What I forgot was the case where mmap='r' and the resulting memory mapped array would be loaded fully into memory via np.ascontiguousarray(base[:, self.channels, :, :]).

Second, my mem-mapped approach with large datasets greater than RAM was problematic - it would be extremely slow and unusable due to being mem-mapped from GPFS. When switched to reading from scratch disk, the improved latency made it match the performance of RAM (or at least just marginally slower). I just needed to incur a partial cost of copying the data over to scratch at the beginning of dataset initialization.

Finally, I found that the MAIN REASON why there was no speedup from distributed training. It was primarily caused by a counteracting explosion in the dataloading times from accidentally spawning rather than forking worker processes.

Key Idea

Random mem-mapped array reads from GPFS is expensive due to higher latency, and switching to mem-mapping on scratch disk can lead to 10x speedup, and make mem-mapped training only marginally slower than in-memory training.
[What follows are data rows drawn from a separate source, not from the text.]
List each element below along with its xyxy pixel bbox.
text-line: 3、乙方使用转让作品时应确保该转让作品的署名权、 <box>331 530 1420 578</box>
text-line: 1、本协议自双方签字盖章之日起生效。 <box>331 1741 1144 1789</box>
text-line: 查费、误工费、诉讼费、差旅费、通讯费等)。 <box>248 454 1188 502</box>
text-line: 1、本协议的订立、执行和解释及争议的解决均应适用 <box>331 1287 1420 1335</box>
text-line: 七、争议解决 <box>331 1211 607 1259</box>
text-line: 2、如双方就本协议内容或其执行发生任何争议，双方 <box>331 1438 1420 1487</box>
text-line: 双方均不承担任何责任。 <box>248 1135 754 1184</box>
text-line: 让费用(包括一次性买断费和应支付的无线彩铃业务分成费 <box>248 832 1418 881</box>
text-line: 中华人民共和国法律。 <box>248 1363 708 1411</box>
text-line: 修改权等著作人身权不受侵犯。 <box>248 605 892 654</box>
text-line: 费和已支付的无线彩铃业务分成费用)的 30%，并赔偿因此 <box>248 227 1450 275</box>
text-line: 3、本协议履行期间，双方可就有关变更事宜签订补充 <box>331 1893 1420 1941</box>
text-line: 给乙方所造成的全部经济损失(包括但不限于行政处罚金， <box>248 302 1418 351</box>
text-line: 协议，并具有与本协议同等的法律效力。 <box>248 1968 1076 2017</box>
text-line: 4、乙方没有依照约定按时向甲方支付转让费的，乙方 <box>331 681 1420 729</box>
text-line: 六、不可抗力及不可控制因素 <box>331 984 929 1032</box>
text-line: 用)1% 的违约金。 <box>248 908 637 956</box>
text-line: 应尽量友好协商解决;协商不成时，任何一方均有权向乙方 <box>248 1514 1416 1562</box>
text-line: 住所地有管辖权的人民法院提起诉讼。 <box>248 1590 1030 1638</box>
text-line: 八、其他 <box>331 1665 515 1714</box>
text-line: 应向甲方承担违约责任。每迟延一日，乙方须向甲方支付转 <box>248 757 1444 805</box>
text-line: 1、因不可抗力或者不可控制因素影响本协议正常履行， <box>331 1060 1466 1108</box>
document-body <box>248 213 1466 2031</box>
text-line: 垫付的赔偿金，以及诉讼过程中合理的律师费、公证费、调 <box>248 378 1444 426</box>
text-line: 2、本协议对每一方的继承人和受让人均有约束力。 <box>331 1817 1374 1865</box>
The dataloading bottleneck in the distributed case was discovered via profiling on the single GPU vs the multi GPU. I found that on single GPU the forward and backward passes were the dominant bottleneck, while with the multi GPU the data loading was the bottleneck. The distributed training as expected reduced the forward and backward pass latency by 1N\frac{1}{N}, but the dataloading time exploded. The reason for the dataloading slow down? The num_workers=0 as opposed to num_workers=4 made it such that there was no prefetching of batches in the background as the GPUs did the forward and backward passes.

Why can we not use num_workers>0 in a DDP setting? Setting the num_workers parameter to any positive integer crashes the job due to OOM. For my particular case, my dataset initialization puts 60GB of data into RAM. This is fine with num_workers=0 as 4 python processes for 4 GPUs incurs 60 * 4 = 240GB total RAM consumption. However, when num_workers>0, at iterator creation time child worker processes are spawned each with access to the underlying data:

# at iterator instantiation child workers are spawned
for batch_i, (X, y, _) in enumerate(train_loader):
# we crash before we even get to here

At dataloader instantiation DataLoader(dataset, num_workers=4) no workers are spawned, but at iter(dataloader) they are spawned. Note that iter(dataloader) is called implicitly in for batch in dataloader.

What was happening was that within each rank process (from 1 to 4), the child worker processes for dataloading must also have access to the in-memory array from the dataset class, but processes have separate memory spaces. In the single GPU case I was running inside a default multiprocessing context of mp.get_context("fork"), and hence the dataloader defaulted to forking the worker processes. In linux child processes are forked with Copy-On-Write so that no pages need to be copied unnecessarily by child processes from the parent, hence the processes shared the 60GB. However, in aDDP setting we are running from within a spawned process from mp.spawn, the multiprocessing context by default is set to mp.get_context("spawn"). The drawback here is that spawned processes do not inherit the parent process image. In this case, the worker processes must initialize the dataset from scratch, copying all of the 60GB into its own memory. This fact was confirmed with python process monitoring in htop -u dma. I observed a massive explosion of memory to 480GB+ as each spawned worker process attempted to load the full 60GB array into memory at startup before the processes were killed (my job was only allocated 480GB of memory).

After a lot of head scratching, the fix was actually just inserting a multiprocessing_context kwarg to switch the multiprocessing start method from spawn (which it was fetching from the current context) back to fork:

train_loader = DataLoader(train_set,
batch_size=cfg.train.batch_size,
num_workers=0,
persistent_workers=False,
pin_memory=True,
sampler=DistributedSampler(train_set, seed=cfg.seed, drop_last=True),
multiprocessing_context='fork',
shuffle=False)

Now, by properly setting the batch size so that processes * num_workers * prefetch_factor batches fits in the 8GB shared memory, the distributed runs worked without memory bloat. With some adjustments of the batch size and the number of workers to optimize the dataloading and forward/backward times (these were the dominant bottlenecks), I got the expected 4x speedup with 4 GPUs - from the original ~58s per training epoch to ~12s per training epoch for each rank.

Key Idea

Worker processes created using fork start method share the parent's memory, while worker processes created using spawn start method must reinitialize the dataset in memory. Check the multiprocessing context to make sure that you are using the correct method for memory efficiency.

See Job Memory Allocations

A common issue encountered in HPC workflows is OOM errors which can be hard to debug. For example, I was in the middle of making a distributed training script work with single node multi-GPUs. I kept getting my spawned processes killed with zero traceback due to SIGKILL, which was frustrating. Presumably this could be caused by a OOM error in one of the processes.

The first thing to do is use qstat to see the job allocation info including memory allocated, ncpus, and ngpus.

# -f flag provides detailed resource info
qstat -f

# grab resources for your specific job
qstat -f JOBID | grep Resource_List

From within the job, you can also do:

qstat -f $PBS_JOBID | grep Resource_List